On the other hand, Mr. Muncy is a bad guy, working for a bad organization. When he describes the challengers as being “a few unorganized, law-abiding parents”, it’s a deliberate misrepresentation: there is organization, in fact, he is working for The Institute for American Values, and as a former publisher of David Horowitz and Phyllis Schlafly, he is aware of the organization of narrow-minded parents into legal and public-pressure battles. He is rhetorically attacking the ALA rhetoric, not because he really gives a shit about the procedural issues (and banning and censorship are procedural issues, important ones, but about the procedures rather than the content) but because he wants to weaken the ALA stance in favor of And Tango Makes Three and His Dark Material and Uncle Bobby’s Wedding.

He is opposed to little kids getting their hands on books that support homosexuality, that support knowledge and discussion of sex generally, that use profanity, that question the values his institute considers American. I am opposed to Mr. Muncy’s work, as is the ALA.

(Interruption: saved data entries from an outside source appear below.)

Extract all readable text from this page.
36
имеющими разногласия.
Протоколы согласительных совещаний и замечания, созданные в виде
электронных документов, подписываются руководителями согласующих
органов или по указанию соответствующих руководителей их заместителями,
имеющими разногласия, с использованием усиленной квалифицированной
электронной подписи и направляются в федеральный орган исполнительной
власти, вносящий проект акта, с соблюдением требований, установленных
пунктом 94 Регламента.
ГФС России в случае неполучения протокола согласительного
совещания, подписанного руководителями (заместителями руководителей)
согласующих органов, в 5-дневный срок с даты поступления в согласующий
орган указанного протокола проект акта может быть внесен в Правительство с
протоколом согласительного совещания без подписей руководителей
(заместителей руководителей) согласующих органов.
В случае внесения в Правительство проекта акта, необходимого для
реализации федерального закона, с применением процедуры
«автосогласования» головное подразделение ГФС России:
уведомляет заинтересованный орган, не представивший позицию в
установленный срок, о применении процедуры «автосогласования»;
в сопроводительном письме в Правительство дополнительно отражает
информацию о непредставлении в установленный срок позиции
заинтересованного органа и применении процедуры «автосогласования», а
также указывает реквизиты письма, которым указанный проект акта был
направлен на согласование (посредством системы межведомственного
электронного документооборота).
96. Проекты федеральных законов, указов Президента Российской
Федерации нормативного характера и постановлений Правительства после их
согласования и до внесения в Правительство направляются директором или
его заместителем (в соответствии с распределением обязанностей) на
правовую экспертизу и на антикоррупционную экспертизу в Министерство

So. I am still uncomfortable with the rhetoric of Banned Books Week. That rhetoric allows Mr. Muncy to score perfectly valid points, which is frustrating. But that rhetoric has also over the years been absolutely vital to getting the public sympathy on the side of inclusion, which has widened the mainstream enormously. It’s hard to imagine Simon and Schuster publishing And Tango Makes Three without the ALA’s history of protecting librarians who have wanted to buy similar books for their libraries. And it’s a lovely book. And Mr. Muncy’s organization is an ugly organization.

That’s where I stand on that. Any questions?

Tolerabimus quod tolerare debemus,
-Vardibidian.

Comments

That rhetoric that allows Mr. Muncy to score perfectly valid points, which is frustrating.

Among the persuadable population, he'd score those points whether they were valid or not.